Quadraphonic sound did become the precursor for what became the CD. The idea that you could digitally encode audio signals was something that began in the ‘70s and then really took root in the early ‘80s. So that was a very useful technology in that regard. But quadraphonic vinyl albums, that was just a bit of a side show; it was never really going to happen. It was not good quality and something we could've probably done without. But having sat in many studios and listened to 5.1 surround mixes and more recently listened to things in Dolby Surround and Sony 360, I can see why it has its place.
But, frankly for me, I’m only possessed of two ears, and they are quite directional, and I enjoy listening to music in stereo.
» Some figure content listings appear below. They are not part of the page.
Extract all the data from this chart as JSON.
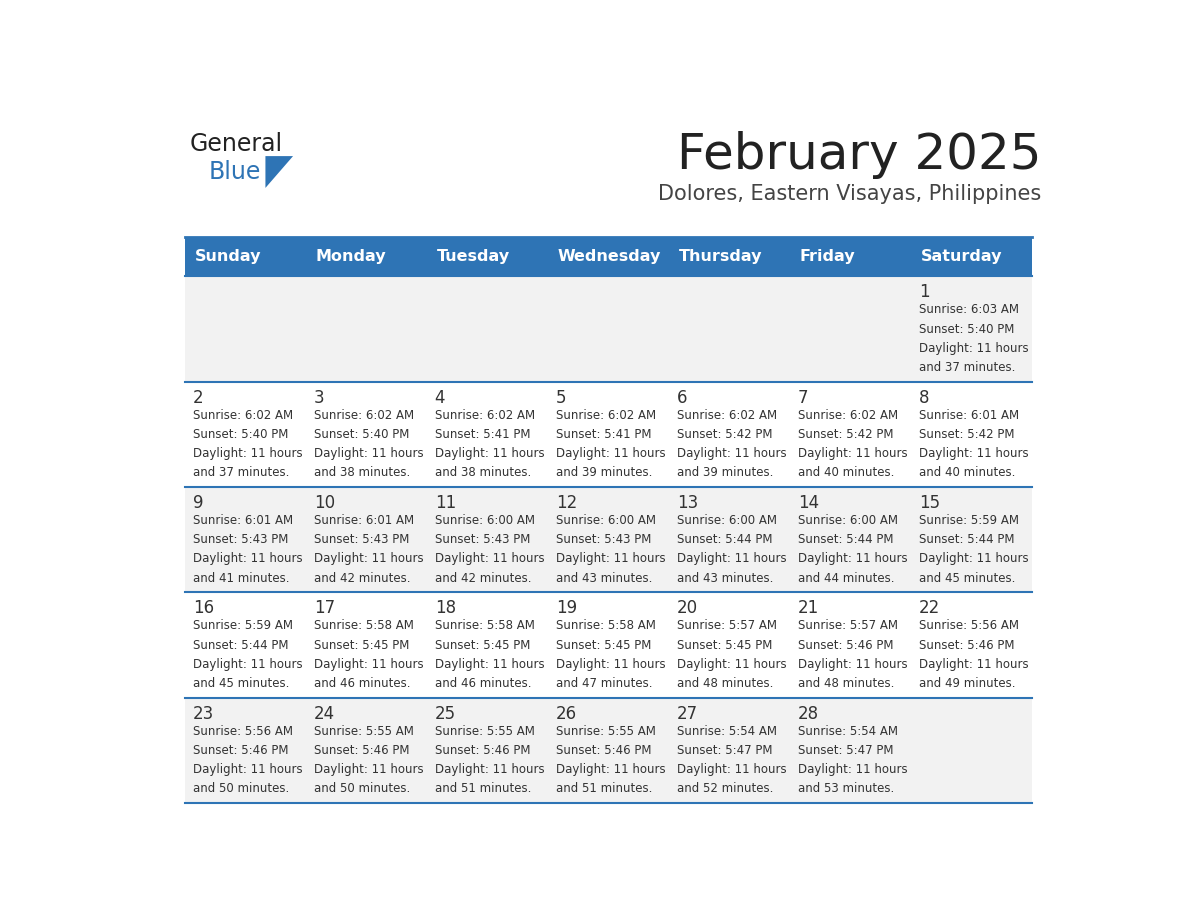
{
  "title": "February 2025",
  "subtitle": "Dolores, Eastern Visayas, Philippines",
  "header_bg": "#2E74B5",
  "header_text_color": "#FFFFFF",
  "row_bg_odd": "#F2F2F2",
  "row_bg_even": "#FFFFFF",
  "separator_color": "#2E74B5",
  "day_headers": [
    "Sunday",
    "Monday",
    "Tuesday",
    "Wednesday",
    "Thursday",
    "Friday",
    "Saturday"
  ],
  "title_color": "#222222",
  "subtitle_color": "#444444",
  "day_number_color": "#333333",
  "cell_text_color": "#333333",
  "days": [
    {
      "day": 1,
      "col": 6,
      "row": 0,
      "sunrise": "6:03 AM",
      "sunset": "5:40 PM",
      "daylight": "11 hours and 37 minutes."
    },
    {
      "day": 2,
      "col": 0,
      "row": 1,
      "sunrise": "6:02 AM",
      "sunset": "5:40 PM",
      "daylight": "11 hours and 37 minutes."
    },
    {
      "day": 3,
      "col": 1,
      "row": 1,
      "sunrise": "6:02 AM",
      "sunset": "5:40 PM",
      "daylight": "11 hours and 38 minutes."
    },
    {
      "day": 4,
      "col": 2,
      "row": 1,
      "sunrise": "6:02 AM",
      "sunset": "5:41 PM",
      "daylight": "11 hours and 38 minutes."
    },
    {
      "day": 5,
      "col": 3,
      "row": 1,
      "sunrise": "6:02 AM",
      "sunset": "5:41 PM",
      "daylight": "11 hours and 39 minutes."
    },
    {
      "day": 6,
      "col": 4,
      "row": 1,
      "sunrise": "6:02 AM",
      "sunset": "5:42 PM",
      "daylight": "11 hours and 39 minutes."
    },
    {
      "day": 7,
      "col": 5,
      "row": 1,
      "sunrise": "6:02 AM",
      "sunset": "5:42 PM",
      "daylight": "11 hours and 40 minutes."
    },
    {
      "day": 8,
      "col": 6,
      "row": 1,
      "sunrise": "6:01 AM",
      "sunset": "5:42 PM",
      "daylight": "11 hours and 40 minutes."
    },
    {
      "day": 9,
      "col": 0,
      "row": 2,
      "sunrise": "6:01 AM",
      "sunset": "5:43 PM",
      "daylight": "11 hours and 41 minutes."
    },
    {
      "day": 10,
      "col": 1,
      "row": 2,
      "sunrise": "6:01 AM",
      "sunset": "5:43 PM",
      "daylight": "11 hours and 42 minutes."
    },
    {
      "day": 11,
      "col": 2,
      "row": 2,
      "sunrise": "6:00 AM",
      "sunset": "5:43 PM",
      "daylight": "11 hours and 42 minutes."
    },
    {
      "day": 12,
      "col": 3,
      "row": 2,
      "sunrise": "6:00 AM",
      "sunset": "5:43 PM",
      "daylight": "11 hours and 43 minutes."
    },
    {
      "day": 13,
      "col": 4,
      "row": 2,
      "sunrise": "6:00 AM",
      "sunset": "5:44 PM",
      "daylight": "11 hours and 43 minutes."
    },
    {
      "day": 14,
      "col": 5,
      "row": 2,
      "sunrise": "6:00 AM",
      "sunset": "5:44 PM",
      "daylight": "11 hours and 44 minutes."
    },
    {
      "day": 15,
      "col": 6,
      "row": 2,
      "sunrise": "5:59 AM",
      "sunset": "5:44 PM",
      "daylight": "11 hours and 45 minutes."
    },
    {
      "day": 16,
      "col": 0,
      "row": 3,
      "sunrise": "5:59 AM",
      "sunset": "5:44 PM",
      "daylight": "11 hours and 45 minutes."
    },
    {
      "day": 17,
      "col": 1,
      "row": 3,
      "sunrise": "5:58 AM",
      "sunset": "5:45 PM",
      "daylight": "11 hours and 46 minutes."
    },
    {
      "day": 18,
      "col": 2,
      "row": 3,
      "sunrise": "5:58 AM",
      "sunset": "5:45 PM",
      "daylight": "11 hours and 46 minutes."
    },
    {
      "day": 19,
      "col": 3,
      "row": 3,
      "sunrise": "5:58 AM",
      "sunset": "5:45 PM",
      "daylight": "11 hours and 47 minutes."
    },
    {
      "day": 20,
      "col": 4,
      "row": 3,
      "sunrise": "5:57 AM",
      "sunset": "5:45 PM",
      "daylight": "11 hours and 48 minutes."
    },
    {
      "day": 21,
      "col": 5,
      "row": 3,
      "sunrise": "5:57 AM",
      "sunset": "5:46 PM",
      "daylight": "11 hours and 48 minutes."
    },
    {
      "day": 22,
      "col": 6,
      "row": 3,
      "sunrise": "5:56 AM",
      "sunset": "5:46 PM",
      "daylight": "11 hours and 49 minutes."
    },
    {
      "day": 23,
      "col": 0,
      "row": 4,
      "sunrise": "5:56 AM",
      "sunset": "5:46 PM",
      "daylight": "11 hours and 50 minutes."
    },
    {
      "day": 24,
      "col": 1,
      "row": 4,
      "sunrise": "5:55 AM",
      "sunset": "5:46 PM",
      "daylight": "11 hours and 50 minutes."
    },
    {
      "day": 25,
      "col": 2,
      "row": 4,
      "sunrise": "5:55 AM",
      "sunset": "5:46 PM",
      "daylight": "11 hours and 51 minutes."
    },
    {
      "day": 26,
      "col": 3,
      "row": 4,
      "sunrise": "5:55 AM",
      "sunset": "5:46 PM",
      "daylight": "11 hours and 51 minutes."
    },
    {
      "day": 27,
      "col": 4,
      "row": 4,
      "sunrise": "5:54 AM",
      "sunset": "5:47 PM",
      "daylight": "11 hours and 52 minutes."
    },
    {
      "day": 28,
      "col": 5,
      "row": 4,
      "sunrise": "5:54 AM",
      "sunset": "5:47 PM",
      "daylight": "11 hours and 53 minutes."
    }
  ],
  "num_rows": 5,
  "logo_text_general": "General",
  "logo_text_blue": "Blue",
  "logo_color_general": "#222222",
  "logo_color_blue": "#2E74B5",
  "logo_triangle_color": "#2E74B5"
}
I don't really feel the need to rush out and spend many, many, many thousands of pounds or dollars on a system that would allow me to play back surround sound. I have no interest in spending that money and forever doing something to a room in my house which would render it unsaleable. Because if you're going to do that job properly, you're talking about a studio installation that's going to cost you a serious amount of money. You know, the only time I ever listen to music is when I'm making a record, so I have no interest in having some high-tech listening room to listen to other people's music!
Some artists are employing multi-channel sound onstage and in concert. What are your thoughts on that?
If you start to scatter musical sound sources around a 360 degree audio environment, well, that's not the way you hear music. Even standing on the stage, that's not the way I hear music. I guess, if you're in the middle of a symphony orchestra, perhaps that would have some credibility. But frankly, most of us on a concert stage are too busy trying to remember what note to play next rather than listening to the people around us in that kind of a way.
RökFlöte came together quite quickly on the heels of The Zealot Gene. Can we expect you to keep up that kind of pace going forward?
I have another project in mind for release in October of 2024, which I'll really start getting to grips with in October of this year, but that is a way off. I know what it's about; I know the general subject material and how I'm going to go about doing it, but I've deliberately avoided putting anything too detailed in terms of pen to paper at this point.
Because when I start working it, I want to have momentum. I want to have a gathering storm of ideas and creativity to pass on to the guys of the band. I don't want to [start] and then maybe a year goes by before I really get around to seriously working on the mastering and recording of it. An album has got to have some momentum, some life where you begin, you develop, you make some demos, you get in the studio, rehearse it, record it, and mix it, master it, do all the album artwork, and release it. There's got to be a continuity there to keep the energy level up. And the time for that is: not yet.
Jethro Tull’s September 29 live date at the Thunder Valley Casino Resort is near the end of the band’s North American leg; from there it’s off to Europe, then back to the Eastern U.S., then to Europe again. And the group has dates – including a South American run of concerts – well into mid-2024.